OK if some viewers of that match think that the money was wasted, or that the club should have spent more, that’s their view. But the reality is that such people don’t work for a football club. And the reason they don’t work for a football club is that they don’t actually know what they are talking about.
In the match against Tottenham, Arsenal were focused on getting players fit and seeing how the new players could work with the existing squad. They were focused on how to turn a team that came second last season into winners in the coming season.
Tottenham were focused on a) beating Arsenal, because that is so important and b) how to climb out of their worst league season since 1977 when they were last relegated.
It is also a fact that the media, aided as ever by their coat-tail hanging accolites in certain blogs, both always ready to knock Arsenal, managed to report Arsenal coming as runners’-up as a failture, not even noticing that the last time Arsenal became runners up three times running they went on in the fourth season to win the league.
And this we must note, is the media that colludes with Manchester City in terms of taking the fact that they have been charged with over 100 offences, out of the news completely. The latest published by their friends in the Manchester Evening News is that any announcement concerning the offences has now been put back to October. And this is for an investigation into rule-breaking that covers the period from 2009 to 2018. Rule-breaking that started 16 years ago. Still not resolved!!!

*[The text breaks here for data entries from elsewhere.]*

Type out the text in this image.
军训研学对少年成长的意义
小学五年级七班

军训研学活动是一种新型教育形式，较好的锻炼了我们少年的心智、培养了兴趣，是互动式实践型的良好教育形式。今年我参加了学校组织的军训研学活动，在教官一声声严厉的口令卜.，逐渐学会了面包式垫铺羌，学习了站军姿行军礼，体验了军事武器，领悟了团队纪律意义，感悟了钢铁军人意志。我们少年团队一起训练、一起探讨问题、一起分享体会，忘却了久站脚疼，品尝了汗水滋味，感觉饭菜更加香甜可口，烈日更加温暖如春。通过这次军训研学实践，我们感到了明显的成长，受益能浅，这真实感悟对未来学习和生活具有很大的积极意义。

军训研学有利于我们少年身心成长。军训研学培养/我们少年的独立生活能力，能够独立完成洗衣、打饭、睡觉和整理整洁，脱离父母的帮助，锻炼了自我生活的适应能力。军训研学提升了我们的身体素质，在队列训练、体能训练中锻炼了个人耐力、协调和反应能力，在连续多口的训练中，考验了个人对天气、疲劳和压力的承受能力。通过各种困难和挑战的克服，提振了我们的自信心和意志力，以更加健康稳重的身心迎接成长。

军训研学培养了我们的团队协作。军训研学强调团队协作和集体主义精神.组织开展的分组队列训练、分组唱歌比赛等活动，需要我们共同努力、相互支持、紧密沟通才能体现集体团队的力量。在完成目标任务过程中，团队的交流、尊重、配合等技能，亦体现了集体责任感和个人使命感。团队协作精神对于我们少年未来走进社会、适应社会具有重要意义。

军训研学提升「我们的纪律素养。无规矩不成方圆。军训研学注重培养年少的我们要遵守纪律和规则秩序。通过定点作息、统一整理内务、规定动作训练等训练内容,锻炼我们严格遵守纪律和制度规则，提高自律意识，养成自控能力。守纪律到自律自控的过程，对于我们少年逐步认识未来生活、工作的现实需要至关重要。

Meanwhile, the media has managed to persuade everyone that Arsenal’s second place last season was a failure, a disappointment, a disaster…. not taking account of the way the Arsenal forward line and midfield was devastated by injuries to players.
The reality is that whatever Arsenal do, the media will knock it. The pre-season games are experiments, not competitive affairs. Sadly the media haven’t woken up to that yet.